The president of the Federal Reserve Bank of Minneapolis, Neel Kashkari, says crypto exchange FTX isn’t “one fraudulent company in a serious industry.” Stating that the “Entire notion of crypto is nonsense,” the Fed president claimed it is “just a tool of speculation and greater fools.”
Minneapolis Fed President Neel Kashkari on Crypto and FTX Collapse
Federal Reserve Bank of Minneapolis President Neel Kashkari shared his view on the collapse of cryptocurrency exchange FTX Friday.
“This isn’t [a] case of one fraudulent company in a serious industry,” he tweeted, elaborating:
Entire notion of crypto is nonsense. Not useful for payments. No inflation hedge. No scarcity. No taxing authority. Just a tool of speculation and greater fools.

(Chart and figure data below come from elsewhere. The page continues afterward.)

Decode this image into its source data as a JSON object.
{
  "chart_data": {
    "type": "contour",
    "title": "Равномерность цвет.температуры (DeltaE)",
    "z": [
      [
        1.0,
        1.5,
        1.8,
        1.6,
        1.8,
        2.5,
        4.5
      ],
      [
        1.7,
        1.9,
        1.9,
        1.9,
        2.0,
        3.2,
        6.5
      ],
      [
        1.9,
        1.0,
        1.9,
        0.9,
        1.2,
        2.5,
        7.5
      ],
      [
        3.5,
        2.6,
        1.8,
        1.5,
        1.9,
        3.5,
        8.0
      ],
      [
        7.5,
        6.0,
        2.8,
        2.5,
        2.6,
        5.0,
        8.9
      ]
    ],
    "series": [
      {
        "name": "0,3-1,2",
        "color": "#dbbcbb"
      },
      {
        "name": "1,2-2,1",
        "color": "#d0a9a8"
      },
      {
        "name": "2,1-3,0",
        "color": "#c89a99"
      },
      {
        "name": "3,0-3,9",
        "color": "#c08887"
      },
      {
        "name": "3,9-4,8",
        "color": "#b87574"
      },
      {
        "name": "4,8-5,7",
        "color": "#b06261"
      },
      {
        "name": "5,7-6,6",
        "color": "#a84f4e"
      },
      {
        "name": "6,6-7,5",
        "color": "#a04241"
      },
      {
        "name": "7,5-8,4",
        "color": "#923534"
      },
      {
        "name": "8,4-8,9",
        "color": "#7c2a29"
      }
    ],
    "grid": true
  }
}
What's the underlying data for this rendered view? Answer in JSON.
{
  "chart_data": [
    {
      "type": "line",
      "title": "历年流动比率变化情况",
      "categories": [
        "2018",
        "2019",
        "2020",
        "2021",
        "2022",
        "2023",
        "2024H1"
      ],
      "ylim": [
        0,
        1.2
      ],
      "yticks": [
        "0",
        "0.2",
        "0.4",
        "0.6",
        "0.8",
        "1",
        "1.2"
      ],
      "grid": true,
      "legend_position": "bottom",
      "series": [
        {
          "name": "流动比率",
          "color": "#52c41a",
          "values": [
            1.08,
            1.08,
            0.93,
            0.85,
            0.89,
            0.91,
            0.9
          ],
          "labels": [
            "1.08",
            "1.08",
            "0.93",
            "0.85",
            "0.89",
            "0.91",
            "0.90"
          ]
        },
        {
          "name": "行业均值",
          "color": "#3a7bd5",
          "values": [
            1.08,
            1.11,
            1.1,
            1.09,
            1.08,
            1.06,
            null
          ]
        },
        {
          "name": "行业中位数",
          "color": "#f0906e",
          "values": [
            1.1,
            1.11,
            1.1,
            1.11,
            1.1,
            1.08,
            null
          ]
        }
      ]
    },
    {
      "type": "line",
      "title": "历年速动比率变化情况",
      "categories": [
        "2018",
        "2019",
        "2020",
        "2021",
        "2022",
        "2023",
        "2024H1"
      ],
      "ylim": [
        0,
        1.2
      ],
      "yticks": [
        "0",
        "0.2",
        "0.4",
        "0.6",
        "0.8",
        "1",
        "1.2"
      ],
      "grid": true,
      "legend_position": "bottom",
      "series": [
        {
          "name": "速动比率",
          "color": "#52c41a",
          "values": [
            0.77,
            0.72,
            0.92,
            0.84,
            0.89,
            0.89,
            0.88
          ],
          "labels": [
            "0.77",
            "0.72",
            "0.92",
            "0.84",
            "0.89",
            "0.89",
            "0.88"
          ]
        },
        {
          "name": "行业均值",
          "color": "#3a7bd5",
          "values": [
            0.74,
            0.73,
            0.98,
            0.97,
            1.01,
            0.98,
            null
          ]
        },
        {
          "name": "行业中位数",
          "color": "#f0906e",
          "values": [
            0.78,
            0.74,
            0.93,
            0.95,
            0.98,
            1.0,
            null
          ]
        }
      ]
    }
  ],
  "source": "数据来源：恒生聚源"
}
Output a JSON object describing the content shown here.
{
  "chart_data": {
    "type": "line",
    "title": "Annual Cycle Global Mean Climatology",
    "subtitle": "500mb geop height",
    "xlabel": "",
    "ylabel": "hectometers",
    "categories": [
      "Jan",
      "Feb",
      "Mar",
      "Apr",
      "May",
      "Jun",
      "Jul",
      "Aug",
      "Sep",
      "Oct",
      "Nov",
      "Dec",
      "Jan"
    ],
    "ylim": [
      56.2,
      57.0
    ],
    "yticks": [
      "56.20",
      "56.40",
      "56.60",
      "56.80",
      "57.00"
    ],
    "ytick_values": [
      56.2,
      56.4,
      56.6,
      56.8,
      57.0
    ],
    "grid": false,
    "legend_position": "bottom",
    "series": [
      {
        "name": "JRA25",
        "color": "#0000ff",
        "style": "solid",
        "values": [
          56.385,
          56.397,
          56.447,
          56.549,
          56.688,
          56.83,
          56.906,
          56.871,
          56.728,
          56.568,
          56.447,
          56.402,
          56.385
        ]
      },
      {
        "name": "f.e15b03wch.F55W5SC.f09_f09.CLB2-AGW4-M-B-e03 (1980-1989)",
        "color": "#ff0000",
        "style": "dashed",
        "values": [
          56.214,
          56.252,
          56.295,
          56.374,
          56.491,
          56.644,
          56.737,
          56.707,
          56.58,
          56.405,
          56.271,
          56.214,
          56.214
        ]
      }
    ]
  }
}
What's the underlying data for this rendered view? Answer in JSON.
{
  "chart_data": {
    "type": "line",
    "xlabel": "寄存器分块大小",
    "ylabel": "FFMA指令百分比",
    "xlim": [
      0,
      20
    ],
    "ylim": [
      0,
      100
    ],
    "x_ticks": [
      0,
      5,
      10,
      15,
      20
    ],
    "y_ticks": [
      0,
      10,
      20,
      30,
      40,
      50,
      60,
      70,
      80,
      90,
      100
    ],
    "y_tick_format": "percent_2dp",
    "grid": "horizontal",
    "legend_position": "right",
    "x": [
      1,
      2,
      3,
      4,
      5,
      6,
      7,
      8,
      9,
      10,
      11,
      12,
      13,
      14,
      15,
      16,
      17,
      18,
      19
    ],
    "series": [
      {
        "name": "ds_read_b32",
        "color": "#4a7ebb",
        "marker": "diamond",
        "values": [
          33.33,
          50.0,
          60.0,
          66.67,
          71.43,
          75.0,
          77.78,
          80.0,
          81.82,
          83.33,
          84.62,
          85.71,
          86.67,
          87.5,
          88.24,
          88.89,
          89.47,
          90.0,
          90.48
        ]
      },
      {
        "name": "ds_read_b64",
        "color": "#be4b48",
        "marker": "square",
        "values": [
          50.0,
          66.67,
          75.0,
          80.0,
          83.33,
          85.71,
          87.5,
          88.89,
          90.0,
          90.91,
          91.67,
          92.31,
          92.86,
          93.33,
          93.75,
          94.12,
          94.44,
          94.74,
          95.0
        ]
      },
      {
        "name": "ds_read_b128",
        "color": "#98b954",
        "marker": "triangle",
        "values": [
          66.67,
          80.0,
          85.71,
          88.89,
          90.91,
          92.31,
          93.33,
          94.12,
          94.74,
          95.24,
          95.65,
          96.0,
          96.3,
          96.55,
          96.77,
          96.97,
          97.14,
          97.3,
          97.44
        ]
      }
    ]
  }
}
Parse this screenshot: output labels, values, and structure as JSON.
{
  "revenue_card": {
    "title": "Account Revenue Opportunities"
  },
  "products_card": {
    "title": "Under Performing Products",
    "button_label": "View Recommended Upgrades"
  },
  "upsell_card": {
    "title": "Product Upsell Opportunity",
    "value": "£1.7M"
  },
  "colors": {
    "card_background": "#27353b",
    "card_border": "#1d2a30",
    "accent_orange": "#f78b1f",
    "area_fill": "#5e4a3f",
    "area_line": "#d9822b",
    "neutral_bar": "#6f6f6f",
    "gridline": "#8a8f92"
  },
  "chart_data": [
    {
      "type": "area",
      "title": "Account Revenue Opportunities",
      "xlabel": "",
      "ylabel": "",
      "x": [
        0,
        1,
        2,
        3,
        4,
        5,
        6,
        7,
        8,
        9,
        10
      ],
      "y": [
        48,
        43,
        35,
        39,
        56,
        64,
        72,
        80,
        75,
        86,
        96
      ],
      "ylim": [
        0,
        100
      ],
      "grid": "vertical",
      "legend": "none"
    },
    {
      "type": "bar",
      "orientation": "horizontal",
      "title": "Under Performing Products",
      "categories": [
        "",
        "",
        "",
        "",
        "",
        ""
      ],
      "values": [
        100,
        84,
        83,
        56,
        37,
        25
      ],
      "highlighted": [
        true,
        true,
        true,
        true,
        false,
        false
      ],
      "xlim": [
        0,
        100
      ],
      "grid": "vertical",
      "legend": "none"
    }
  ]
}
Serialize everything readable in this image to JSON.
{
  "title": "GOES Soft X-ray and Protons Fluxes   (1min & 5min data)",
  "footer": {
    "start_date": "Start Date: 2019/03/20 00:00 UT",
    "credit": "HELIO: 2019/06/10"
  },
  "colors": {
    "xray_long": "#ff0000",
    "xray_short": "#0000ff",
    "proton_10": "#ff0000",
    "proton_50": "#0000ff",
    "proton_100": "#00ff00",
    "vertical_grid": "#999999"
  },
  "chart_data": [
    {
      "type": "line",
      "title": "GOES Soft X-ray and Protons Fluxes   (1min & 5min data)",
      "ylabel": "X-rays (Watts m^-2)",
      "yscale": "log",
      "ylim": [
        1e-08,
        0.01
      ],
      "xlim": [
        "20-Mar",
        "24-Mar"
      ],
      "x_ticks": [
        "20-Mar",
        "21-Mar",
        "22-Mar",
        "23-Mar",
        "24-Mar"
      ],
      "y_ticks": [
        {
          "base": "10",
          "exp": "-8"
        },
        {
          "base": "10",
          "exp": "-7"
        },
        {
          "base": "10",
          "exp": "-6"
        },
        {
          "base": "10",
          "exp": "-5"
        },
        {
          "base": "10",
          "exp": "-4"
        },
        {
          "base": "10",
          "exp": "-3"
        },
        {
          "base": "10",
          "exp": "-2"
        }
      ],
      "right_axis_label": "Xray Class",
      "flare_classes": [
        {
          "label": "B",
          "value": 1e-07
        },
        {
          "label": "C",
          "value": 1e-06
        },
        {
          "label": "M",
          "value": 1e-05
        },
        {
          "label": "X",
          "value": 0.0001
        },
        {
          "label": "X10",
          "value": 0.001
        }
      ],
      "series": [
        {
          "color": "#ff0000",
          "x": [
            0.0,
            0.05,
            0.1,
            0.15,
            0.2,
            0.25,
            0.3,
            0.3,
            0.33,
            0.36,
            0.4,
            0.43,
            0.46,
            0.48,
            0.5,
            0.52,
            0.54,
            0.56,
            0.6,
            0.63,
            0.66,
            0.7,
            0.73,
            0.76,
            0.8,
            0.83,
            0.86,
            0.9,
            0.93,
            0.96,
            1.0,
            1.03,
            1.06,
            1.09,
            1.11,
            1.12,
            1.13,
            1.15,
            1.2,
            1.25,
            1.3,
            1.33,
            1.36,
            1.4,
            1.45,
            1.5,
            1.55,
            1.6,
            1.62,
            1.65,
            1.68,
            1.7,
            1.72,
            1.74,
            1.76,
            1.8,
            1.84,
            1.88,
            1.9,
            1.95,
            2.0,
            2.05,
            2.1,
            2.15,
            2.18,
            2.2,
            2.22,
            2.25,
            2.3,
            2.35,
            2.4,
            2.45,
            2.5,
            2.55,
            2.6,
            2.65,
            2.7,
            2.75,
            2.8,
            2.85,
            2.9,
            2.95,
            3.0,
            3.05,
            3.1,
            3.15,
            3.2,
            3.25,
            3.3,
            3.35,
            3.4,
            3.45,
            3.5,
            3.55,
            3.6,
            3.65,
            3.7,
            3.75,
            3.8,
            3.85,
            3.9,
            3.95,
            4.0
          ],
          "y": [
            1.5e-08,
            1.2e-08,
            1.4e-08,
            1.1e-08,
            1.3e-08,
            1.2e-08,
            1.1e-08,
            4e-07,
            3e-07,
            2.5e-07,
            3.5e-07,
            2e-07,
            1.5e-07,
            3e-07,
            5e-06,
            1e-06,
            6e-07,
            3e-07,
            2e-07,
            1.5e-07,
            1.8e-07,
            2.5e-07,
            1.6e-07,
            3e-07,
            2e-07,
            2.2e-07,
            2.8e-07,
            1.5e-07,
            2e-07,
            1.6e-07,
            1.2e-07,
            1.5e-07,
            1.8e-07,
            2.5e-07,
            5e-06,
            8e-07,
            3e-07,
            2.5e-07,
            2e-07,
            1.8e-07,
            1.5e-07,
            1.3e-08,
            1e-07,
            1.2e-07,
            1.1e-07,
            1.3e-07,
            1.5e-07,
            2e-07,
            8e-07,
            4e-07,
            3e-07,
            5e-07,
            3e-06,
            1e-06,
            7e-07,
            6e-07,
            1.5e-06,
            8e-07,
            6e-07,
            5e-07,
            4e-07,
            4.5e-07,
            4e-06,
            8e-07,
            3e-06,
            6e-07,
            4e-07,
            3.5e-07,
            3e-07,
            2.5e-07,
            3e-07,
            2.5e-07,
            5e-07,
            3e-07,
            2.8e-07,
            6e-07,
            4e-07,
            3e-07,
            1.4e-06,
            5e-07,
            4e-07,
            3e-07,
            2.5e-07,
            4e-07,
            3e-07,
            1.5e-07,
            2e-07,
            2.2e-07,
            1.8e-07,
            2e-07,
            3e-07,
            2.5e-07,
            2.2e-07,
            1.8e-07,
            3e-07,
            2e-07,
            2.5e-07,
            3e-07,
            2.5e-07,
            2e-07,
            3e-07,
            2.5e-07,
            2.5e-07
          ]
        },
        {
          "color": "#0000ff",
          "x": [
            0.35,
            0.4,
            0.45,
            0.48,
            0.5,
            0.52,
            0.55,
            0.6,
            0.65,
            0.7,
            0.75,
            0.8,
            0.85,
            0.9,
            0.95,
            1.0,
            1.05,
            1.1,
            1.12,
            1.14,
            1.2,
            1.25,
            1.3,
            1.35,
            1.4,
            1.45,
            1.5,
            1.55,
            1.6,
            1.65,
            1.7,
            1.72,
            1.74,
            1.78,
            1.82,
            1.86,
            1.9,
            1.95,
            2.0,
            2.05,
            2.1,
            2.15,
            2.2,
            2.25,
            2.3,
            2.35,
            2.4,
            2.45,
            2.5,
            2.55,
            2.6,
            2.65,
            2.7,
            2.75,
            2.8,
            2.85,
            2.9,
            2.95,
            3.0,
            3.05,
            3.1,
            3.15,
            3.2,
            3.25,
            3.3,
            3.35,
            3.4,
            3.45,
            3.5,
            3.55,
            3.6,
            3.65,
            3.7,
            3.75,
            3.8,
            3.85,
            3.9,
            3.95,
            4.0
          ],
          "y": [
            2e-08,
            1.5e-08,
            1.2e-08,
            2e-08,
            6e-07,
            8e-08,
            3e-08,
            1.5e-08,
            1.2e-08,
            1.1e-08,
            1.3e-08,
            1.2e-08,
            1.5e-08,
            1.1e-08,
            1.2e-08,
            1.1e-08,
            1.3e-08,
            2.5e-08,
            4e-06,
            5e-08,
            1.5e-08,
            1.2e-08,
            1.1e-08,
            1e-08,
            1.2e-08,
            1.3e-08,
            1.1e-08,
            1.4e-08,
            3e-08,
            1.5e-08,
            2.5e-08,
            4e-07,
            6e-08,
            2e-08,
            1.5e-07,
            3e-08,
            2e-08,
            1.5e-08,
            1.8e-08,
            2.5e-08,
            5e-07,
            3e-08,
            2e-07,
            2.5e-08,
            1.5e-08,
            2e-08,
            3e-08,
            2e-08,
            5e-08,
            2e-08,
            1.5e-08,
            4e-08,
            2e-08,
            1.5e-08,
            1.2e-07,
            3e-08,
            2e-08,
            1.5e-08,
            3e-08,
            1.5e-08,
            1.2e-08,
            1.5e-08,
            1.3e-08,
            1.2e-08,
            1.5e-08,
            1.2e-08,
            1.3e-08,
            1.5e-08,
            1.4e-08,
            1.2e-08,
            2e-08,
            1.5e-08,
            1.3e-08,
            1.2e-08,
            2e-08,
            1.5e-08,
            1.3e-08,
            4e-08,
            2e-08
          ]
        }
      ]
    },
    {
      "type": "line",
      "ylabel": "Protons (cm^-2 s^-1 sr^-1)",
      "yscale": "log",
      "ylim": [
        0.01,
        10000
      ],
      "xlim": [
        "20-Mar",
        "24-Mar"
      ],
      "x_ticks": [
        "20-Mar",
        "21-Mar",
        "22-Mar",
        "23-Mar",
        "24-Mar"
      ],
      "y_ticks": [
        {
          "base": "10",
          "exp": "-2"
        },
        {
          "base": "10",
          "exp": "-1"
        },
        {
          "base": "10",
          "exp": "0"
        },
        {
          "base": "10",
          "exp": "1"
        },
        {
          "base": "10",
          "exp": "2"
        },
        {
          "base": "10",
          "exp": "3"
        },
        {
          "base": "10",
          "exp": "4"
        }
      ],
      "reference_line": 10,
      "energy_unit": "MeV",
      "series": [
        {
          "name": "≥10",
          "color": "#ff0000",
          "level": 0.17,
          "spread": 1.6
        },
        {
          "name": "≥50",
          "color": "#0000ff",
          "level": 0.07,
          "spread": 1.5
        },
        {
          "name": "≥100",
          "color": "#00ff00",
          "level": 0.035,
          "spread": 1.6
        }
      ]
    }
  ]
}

Kashkari has never been a fan of bitcoin or crypto. He previously called them “a giant garbage dumpster.” In August last year, he said bitcoin and crypto were “95% fraud, hype, noise, and confusion,” stating: “I’ve not seen any use case other than funding illicit activities like drugs and prostitution.”
Following the FTX meltdown, several Fed officials called for stricter cryptocurrency regulation. Federal Reserve Vice Chair Lael Brainard has stressed the importance of strong cryptocurrency oversight. “It’s really concerning to see that retail investors are really getting hurt by these losses,” she opined.
Michael Barr, Federal Reserve’s vice chair for supervision, said in response to a question at a Senate Banking Committee hearing last week:
We’re concerned about the risks that we don’t know about in the non-bank sector. That includes obviously crypto activity … that can create risks that blow back to the financial system that we do regulate.
While Kashkari believes that the FTX collapse is not the case of one fraudulent company in the crypto industry, some people have pointed out that the exchange meltdown is not crypto-specific. FTX and its former CEO Sam Bankman-Fried have been compared to the Enron fraud or Bernie Madoff’s Ponzi scheme.
Shark Tank star and the owner of the NBA team Dallas Mavericks, Mark Cuban, explained that recent blowups of companies in the crypto space, including FTX, “have not been crypto blowups.” He emphasized: “They have been banking blowups … Lending to the wrong entity, misvaluations of collateral, arrogant arbitrages, followed by depositor runs.”